$18.5M for Initial Production of Controversial Small Diameter Bomb SystemApr 25, 2005 05:25 UTC by Defense Industry Daily staff
Boeing Co. subsidiary McDonnell Douglas Corp. received an $18.5 million contract modification to exercise Lot 1 Option for Small Diameter Bomb Increment I (Fixed/Stationary Target) Low Rate initial Production for munitions, carriage, and associated trainers and technical support.
The GBU-39 Small Diameter Bomb (SDB) is considered one of the most significant programs on the books because it will dramatically increase the strike capability of every combat aircraft in the U.S. inventory. This 250 pound guided weapon has the same penetration capabilities as a 2000lb BLU-109 thanks to its length to diameter ratio, smart fuse and nose shape, demonstrating penetration of more than 6 feet of reinforced concrete with only 50 pounds of explosive.
The fixed/stationary target version is INS/GPS guided like the JDAM, giving the winged bomb a range of up to 60 km and an accuracy rating of just 5-8m CEP. The size and accuracy of SDBs allows aircraft to carry more munitions to more targets, and strike them more effectively with less collateral damage. Because of its capabilities, the system is an important element of the U.S. Air Force’s Global Strike Task Force.

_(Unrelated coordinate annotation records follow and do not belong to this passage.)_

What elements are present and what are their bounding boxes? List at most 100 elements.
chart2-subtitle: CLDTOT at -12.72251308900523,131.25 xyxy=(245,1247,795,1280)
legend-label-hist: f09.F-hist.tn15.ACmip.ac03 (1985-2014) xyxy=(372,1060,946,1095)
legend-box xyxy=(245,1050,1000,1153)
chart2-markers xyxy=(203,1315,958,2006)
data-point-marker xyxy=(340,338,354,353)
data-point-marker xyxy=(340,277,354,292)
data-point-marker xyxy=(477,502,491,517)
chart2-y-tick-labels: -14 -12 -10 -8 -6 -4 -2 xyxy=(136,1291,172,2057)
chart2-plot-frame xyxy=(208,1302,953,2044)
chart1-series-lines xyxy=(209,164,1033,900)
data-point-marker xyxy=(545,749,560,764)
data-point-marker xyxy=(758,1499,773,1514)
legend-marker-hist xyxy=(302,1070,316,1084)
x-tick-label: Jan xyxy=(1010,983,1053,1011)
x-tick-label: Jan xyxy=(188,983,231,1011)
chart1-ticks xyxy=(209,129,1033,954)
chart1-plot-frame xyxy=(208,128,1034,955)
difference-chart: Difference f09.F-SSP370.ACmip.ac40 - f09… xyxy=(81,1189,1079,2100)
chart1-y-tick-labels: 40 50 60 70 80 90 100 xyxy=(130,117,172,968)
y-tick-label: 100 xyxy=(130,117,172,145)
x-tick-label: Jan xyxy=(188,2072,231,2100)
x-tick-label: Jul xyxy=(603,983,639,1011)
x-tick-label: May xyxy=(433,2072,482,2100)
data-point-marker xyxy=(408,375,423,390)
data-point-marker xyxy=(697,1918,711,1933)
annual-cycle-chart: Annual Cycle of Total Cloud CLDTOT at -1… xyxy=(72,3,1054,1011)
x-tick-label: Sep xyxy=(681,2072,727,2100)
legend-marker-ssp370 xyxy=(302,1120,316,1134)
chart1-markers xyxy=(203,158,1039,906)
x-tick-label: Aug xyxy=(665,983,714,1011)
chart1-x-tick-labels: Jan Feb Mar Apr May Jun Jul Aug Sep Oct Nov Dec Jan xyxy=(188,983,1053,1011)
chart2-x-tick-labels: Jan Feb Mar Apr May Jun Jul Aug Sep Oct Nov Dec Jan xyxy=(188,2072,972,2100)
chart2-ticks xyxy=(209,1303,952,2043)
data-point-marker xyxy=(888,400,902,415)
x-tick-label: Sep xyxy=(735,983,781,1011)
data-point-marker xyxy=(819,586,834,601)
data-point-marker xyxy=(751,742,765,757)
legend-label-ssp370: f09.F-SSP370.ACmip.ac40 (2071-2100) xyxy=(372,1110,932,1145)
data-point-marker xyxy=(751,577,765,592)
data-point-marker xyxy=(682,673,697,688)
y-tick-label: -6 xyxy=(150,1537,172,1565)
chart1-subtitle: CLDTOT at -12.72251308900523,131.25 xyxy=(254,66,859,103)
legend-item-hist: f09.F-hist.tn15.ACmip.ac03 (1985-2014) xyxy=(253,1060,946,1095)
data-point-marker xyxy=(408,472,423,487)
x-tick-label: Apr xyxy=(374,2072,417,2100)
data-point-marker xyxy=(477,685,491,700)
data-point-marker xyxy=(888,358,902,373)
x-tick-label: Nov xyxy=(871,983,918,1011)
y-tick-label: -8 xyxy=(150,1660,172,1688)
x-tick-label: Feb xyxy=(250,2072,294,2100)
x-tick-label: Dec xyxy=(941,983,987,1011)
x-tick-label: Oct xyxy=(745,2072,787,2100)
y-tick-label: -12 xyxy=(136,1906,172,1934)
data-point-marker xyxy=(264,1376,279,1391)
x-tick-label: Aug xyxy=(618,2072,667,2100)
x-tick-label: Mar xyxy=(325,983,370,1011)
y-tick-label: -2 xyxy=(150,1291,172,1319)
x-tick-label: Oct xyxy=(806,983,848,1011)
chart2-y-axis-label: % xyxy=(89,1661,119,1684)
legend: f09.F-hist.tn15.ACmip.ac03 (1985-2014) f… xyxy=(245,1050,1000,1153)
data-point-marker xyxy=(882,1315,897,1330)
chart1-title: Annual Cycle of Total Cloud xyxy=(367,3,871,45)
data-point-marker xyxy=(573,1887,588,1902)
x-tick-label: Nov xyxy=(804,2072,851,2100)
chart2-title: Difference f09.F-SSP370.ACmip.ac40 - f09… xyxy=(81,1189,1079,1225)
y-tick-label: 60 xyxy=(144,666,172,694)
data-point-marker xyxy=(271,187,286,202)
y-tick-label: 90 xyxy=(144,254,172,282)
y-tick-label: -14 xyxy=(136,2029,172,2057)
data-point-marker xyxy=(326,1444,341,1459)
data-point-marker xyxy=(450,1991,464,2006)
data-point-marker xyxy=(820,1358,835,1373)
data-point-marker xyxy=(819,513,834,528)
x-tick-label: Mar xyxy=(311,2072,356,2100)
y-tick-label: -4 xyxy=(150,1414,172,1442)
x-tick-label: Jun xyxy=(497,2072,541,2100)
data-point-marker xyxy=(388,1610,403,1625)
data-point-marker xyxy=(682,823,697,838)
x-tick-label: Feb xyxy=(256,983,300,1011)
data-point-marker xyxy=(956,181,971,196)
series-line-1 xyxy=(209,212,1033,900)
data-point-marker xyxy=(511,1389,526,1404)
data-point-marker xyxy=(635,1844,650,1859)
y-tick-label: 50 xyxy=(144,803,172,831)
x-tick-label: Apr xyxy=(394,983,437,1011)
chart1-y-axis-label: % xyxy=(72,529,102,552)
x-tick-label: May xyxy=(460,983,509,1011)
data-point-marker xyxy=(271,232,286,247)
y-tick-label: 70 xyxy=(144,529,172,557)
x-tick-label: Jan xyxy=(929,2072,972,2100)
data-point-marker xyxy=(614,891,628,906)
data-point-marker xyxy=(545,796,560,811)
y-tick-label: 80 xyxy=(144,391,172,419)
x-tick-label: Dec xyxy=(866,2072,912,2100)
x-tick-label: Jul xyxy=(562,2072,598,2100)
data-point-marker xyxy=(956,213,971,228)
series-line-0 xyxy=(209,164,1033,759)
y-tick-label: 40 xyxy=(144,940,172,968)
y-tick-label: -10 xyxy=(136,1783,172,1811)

Follow-on SDB integration may occur with the F-16 (Block 30/40/50), F-117, A-10, B-52, B-1, and B-2, as well as the forthcoming F/A-22 Raptor and F-35 Joint Strike Fighter. The B-2 is set to carry between 64 and 216 SDBs on one mission; at the other end of the scale for manned aircraft the F/A-22 would carry just 8. The SDB is also a potential weapons load for the MQ-9 Predator B and X-45 UCAV drones, as well as standoff carrier vehicles such as Tomahawk cruise missiles, JSOW and JASSM missiles, and even Conventional ICBMs.
The overall SDB program could be worth as much as $2.7 billion, including development and future orders. It has also been the subject of some controversy as a result of the Boeing procurement scandals.
Bethesda, MD-based Lockheed Martin has argued that Boeing’s victory over it for the initial SDB development contract was tainted by Darleen Druyun, an ex-Air Force weapons buyer who admitted at her Oct. 1 sentencing to having steered billions of dollars in business to Boeing before taking a $250,000-a-year VP job there in December 2002.
In a Feb. 18, 2005 decision, the Congressional Government Accountability Office (GAO) sustained Lockheed’s protest. It found Druyun had played a role in a process that led to changes in the bomb’s technical requirements and the deletion of related evaluation criteria. The GAO recommended the Air Force conduct a competitive procurement for the program’s $1.7 billion second phase, which will produce a weapon that can seek and hit mobile targets as well. That second phase had previously been awarded to Boeing and Northrop-Grumman.
For this LRIP contract, Boeing said it would produce 201 SDBs and 35 weapons carriages, which will be mounted on Boeing F-15E Strike Eagles in 2006. This work will be complete September 2006. The Air Armament Center at Eglin Air Force Base, FL issued the contract (FA8682-05-C-0132).